Summary: On March 2, Ann Coulter used an anti-gay slur when commenting on presidential candidate, former Sen. John Edwards. Coulter said, “I was going to have a few comments on the other Democratic presidential candidate, John Edwards, but it turns out that you have to go into rehab if you use the word ‘faggot,’ so I’m — so, kind of at an impasse, can’t really talk about Edwards, so I think I’ll just conclude here and take your questions.”
Summary: On March 12, then Chairman of the Joint Chiefs of Staff Gen. Peter Pace, the senior ranking member of the U.S. Armed Forces, gave an interview to the Chicago Tribune in which he characterized gay and lesbian service members as “immoral,” reiterated his support for the discriminatory “Don’t Ask, Don’t Tell” policy based on that personal prejudice, and disparaged gay and lesbian relationships by equating them with adultery. In the days that followed, news media reported comprehensively on Pace’s anti-gay remarks and the outrage they sparked across the country. The glare of the media spotlight is credited with prompting Gen. Pace to subsequently claim that his disparaging comments were “personal,” though he did not apologize for them.

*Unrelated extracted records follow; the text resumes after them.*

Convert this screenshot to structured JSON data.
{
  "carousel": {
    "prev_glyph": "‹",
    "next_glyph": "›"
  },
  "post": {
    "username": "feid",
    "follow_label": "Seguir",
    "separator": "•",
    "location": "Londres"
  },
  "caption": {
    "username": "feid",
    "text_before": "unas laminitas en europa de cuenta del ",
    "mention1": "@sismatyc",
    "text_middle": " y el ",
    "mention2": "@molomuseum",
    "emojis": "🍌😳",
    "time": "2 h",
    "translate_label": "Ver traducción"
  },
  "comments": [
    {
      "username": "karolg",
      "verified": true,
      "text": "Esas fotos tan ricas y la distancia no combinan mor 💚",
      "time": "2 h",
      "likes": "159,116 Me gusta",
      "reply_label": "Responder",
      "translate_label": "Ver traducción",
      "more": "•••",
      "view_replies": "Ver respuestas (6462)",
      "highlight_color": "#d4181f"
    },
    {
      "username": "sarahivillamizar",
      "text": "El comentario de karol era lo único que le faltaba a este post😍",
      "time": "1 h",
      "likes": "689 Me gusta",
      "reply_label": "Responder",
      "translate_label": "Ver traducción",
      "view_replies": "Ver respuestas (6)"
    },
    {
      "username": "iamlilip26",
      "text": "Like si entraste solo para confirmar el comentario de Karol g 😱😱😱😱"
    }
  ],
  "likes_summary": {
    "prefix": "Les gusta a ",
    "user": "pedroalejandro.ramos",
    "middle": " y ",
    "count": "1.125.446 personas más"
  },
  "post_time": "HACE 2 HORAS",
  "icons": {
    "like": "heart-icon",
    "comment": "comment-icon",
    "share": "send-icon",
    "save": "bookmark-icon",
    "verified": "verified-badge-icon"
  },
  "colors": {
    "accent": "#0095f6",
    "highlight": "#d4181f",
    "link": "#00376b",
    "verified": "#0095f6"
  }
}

Bill O’Reilly needs to mind his ‘Ps’ and ‘Qs’ when it comes to queer America.
Summary: On the June 21 edition of Fox News Channel’s “The O’Reilly Factor,” Fox News Crime Analyst Rod Wheeler detailed what he called a “national network” of so-called “lesbian gangs” that prey on young girls. Using exaggerated, sensational language, Wheeler claimed there are more than 150 such gangs in the Washington, D.C., area alone. On July 10, GLAAD Senior Director of Media Programs Rashad Robinson was invited on the program to challenge the factually incorrect story. O’Reilly admitted the report was exaggerated and promised, “[W]e’ll do better next time.”
Summary: On Oct. 4, Limbaugh used the vulgar slurs “add-a-dick-to-me” and “chop-a-dick-off-a-me” in discussing an article about the medical and psychological outcomes of sex-reassignment surgery, part of the transition process for some transgender people.

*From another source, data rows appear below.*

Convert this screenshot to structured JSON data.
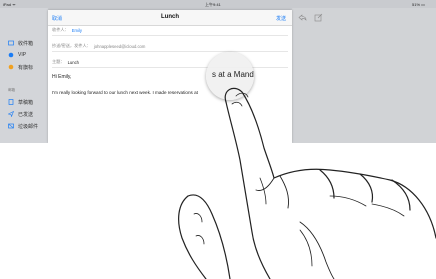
{
  "status": {
    "carrier": "iPad ᯤ",
    "time": "上午9:41",
    "battery": "51% ▭"
  },
  "sidebar": {
    "items": [
      {
        "label": "收件箱",
        "icon": "inbox-icon"
      },
      {
        "label": "VIP",
        "icon": "star-icon"
      },
      {
        "label": "有旗标",
        "icon": "flag-icon"
      }
    ],
    "section": "邮箱",
    "mailboxes": [
      {
        "label": "草稿箱",
        "icon": "draft-icon"
      },
      {
        "label": "已发送",
        "icon": "sent-icon"
      },
      {
        "label": "垃圾邮件",
        "icon": "junk-icon"
      }
    ]
  },
  "compose": {
    "cancel": "取消",
    "title": "Lunch",
    "send": "发送",
    "to_label": "收件人：",
    "to_value": "Emily",
    "cc_label": "抄送/密送，发件人：",
    "cc_value": "johnappleseed@icloud.com",
    "subject_label": "主题：",
    "subject_value": "Lunch",
    "greeting": "Hi Emily,",
    "body": "I'm really looking forward to our lunch next week. I made reservations at"
  },
  "magnifier": {
    "text": "s at a Manda"
  },
  "colors": {
    "accent": "#1a7cf5"
  }
}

Summary: Twice in the month of Oct., News Corporation’s tabloid, New York Post, used dehumanizing insults directed at the LGBT community. On Oct. 5, Page Six editor Richard Johnson apologized in print after GLAAD condemned his previous day’s column for referring to transgender reality show star Miriam as a “she-male.” On Oct. 29, the Post published another Page Six item about the legal troubles facing billionaire Jeffrey Epstein. The item offensively referred to a transgender woman who is suing Epstein as a “he/she.”
Thinking about the challenges that might lie ahead, Giuliano said, “Though we made great strides in responding to the anti-gay defamation of 2007, we know there will be heightened challenges in 2008. Too often our lives are used as political fodder in election years and told with sensational distortion so as to distract from substantive issues of policy that affect every American.
“With the stakes higher than ever, GLAAD will be there to ensure that media are responsible for those persons and ideas to whom they give their public platform. Through collaboration with sister organizations, allies and responsible media, LGBT representation can be more fair, accurate and inclusive in 2008.”